The first arrest my brother-in-law Andrew made as a Queensland policeman was when he caught a young Scotsman peeing on a wall outside a nightclub in Fortitude Valley. The offender thought it was his lucky night when he found out that both he and Andrew were born in the same small town, Arbroath, in Scotland. Much to the young offender’s chagrin, Andrew gave him a ticket, and a lecture, and sent him on his way. On my home golf course, which is part of a fairly elite club, we have three toilets. One near the third green, another at the halfway point, and a final toilet near the 14th tee. Even with that many options, the club has had to erect signs saying “Toilets in two holes” to try and stop golfers, mostly men in their 60s, ducking off behind a tree to do their business. And it’s not just an Australian thing.

The French, especially in Paris, have been trying novel ways to stop public urination for years. They even have a name for it – les pipis sauvages, which roughly translates to wild pee. In 2018, red flowerpots were ingeniously equipped with urinals so men could unzip and unload on the streets of the French capitol’s Ile St Louis. The following year, the French tried to farm the urine and convert it into fertiliser. I’m pretty sure that was just a piss take … sorry mistake.

On my first visit to Mumbai a few years back, I was shocked when the man in front of me on my morning walk just stopped, unbuttoned his pants, and pee-ed all over the footpath. About 30 seconds later, another man stopped and did the same thing. To be gender fair, a woman then followed suit and hitched her sari, and delivered a number one, and two. That’s something once you’ve seen, you never can forget.

In the UK, a borough council in Hertfordshire, ironically named Dacorum, has just engaged a private company to start fining people $170 for “littering’. I guess the upper-class Brits couldn’t bring themselves to acknowledge the offence as public urination. They have made two arrests in the first week. In Amsterdam, an average of 18 people a year fall to their deaths and drown while taking a “wild wee” late at night into the city’s canals. In a bid to combat the problem, the city is installing extra ladders and grab ropes along the 200 kilometres of canal walls.

Boys are taught to pee in public from a very young age. My grandson Joey was visiting in January. He is two and is transitioning from nappies to undies, but while he is doing a great job, he isn’t quite yet toilet trained. We were sitting outside at a restaurant in Sanctuary Cove having pizza when Joey announced that he had to go to the toilet. Rather than take Joey to an actual toilet, my son-in-law said that they would do an “alfresco wild pee” on a nearby tree in the car park. The trouble was that Joey had bigger plans. When a poo started to emerge, my daughter quickly cupped her hands and caught it before it hit the ground. Thankfully she has good hands.

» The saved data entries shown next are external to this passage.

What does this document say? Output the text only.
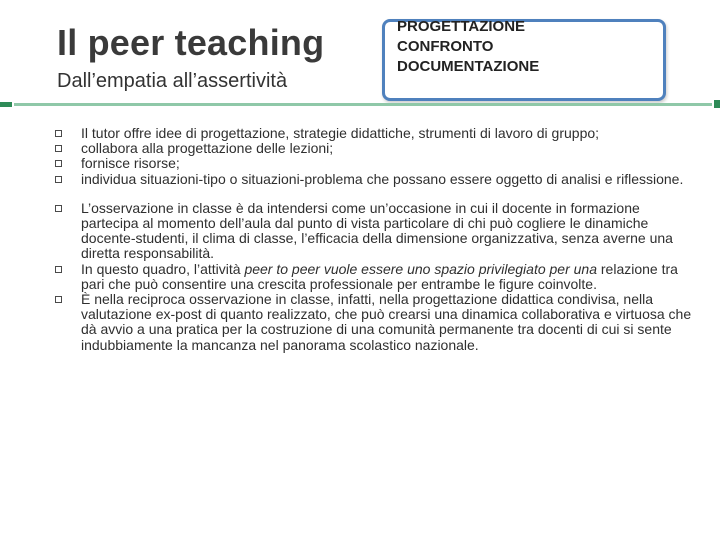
Il peer teaching
Dall’empatia all’assertività
PROGETTAZIONE
CONFRONTO
DOCUMENTAZIONE
Il tutor offre idee di progettazione, strategie didattiche, strumenti di lavoro di gruppo;
collabora alla progettazione delle lezioni;
fornisce risorse;
individua situazioni-tipo o situazioni-problema che possano essere oggetto di analisi e riflessione.
L’osservazione in classe è da intendersi come un’occasione in cui il docente in formazione partecipa al momento dell’aula dal punto di vista particolare di chi può cogliere le dinamiche docente-studenti, il clima di classe, l’efficacia della dimensione organizzativa, senza averne una diretta responsabilità.
In questo quadro, l’attività peer to peer vuole essere uno spazio privilegiato per una relazione tra pari che può consentire una crescita professionale per entrambe le figure coinvolte.
È nella reciproca osservazione in classe, infatti, nella progettazione didattica condivisa, nella valutazione ex-post di quanto realizzato, che può crearsi una dinamica collaborativa e virtuosa che dà avvio a una pratica per la costruzione di una comunità permanente tra docenti di cui si sente indubbiamente la mancanza nel panorama scolastico nazionale.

Not surprising though as both her father and grandfather were wicketkeepers.

Going to the toilet outside became a thing for small kids, and parents, during COVID, especially when most of the public toilets were closed. I have no problem when it is kids going outside because quite frankly parents are doing whatever it takes to get through the day and stay sane. They shouldn’t have to concern themselves with what strangers think.

But I do think that as we get older, especially by the time we reach our teens, we should be cured of the need to pee outside. The message is simple: Just go before you leave home!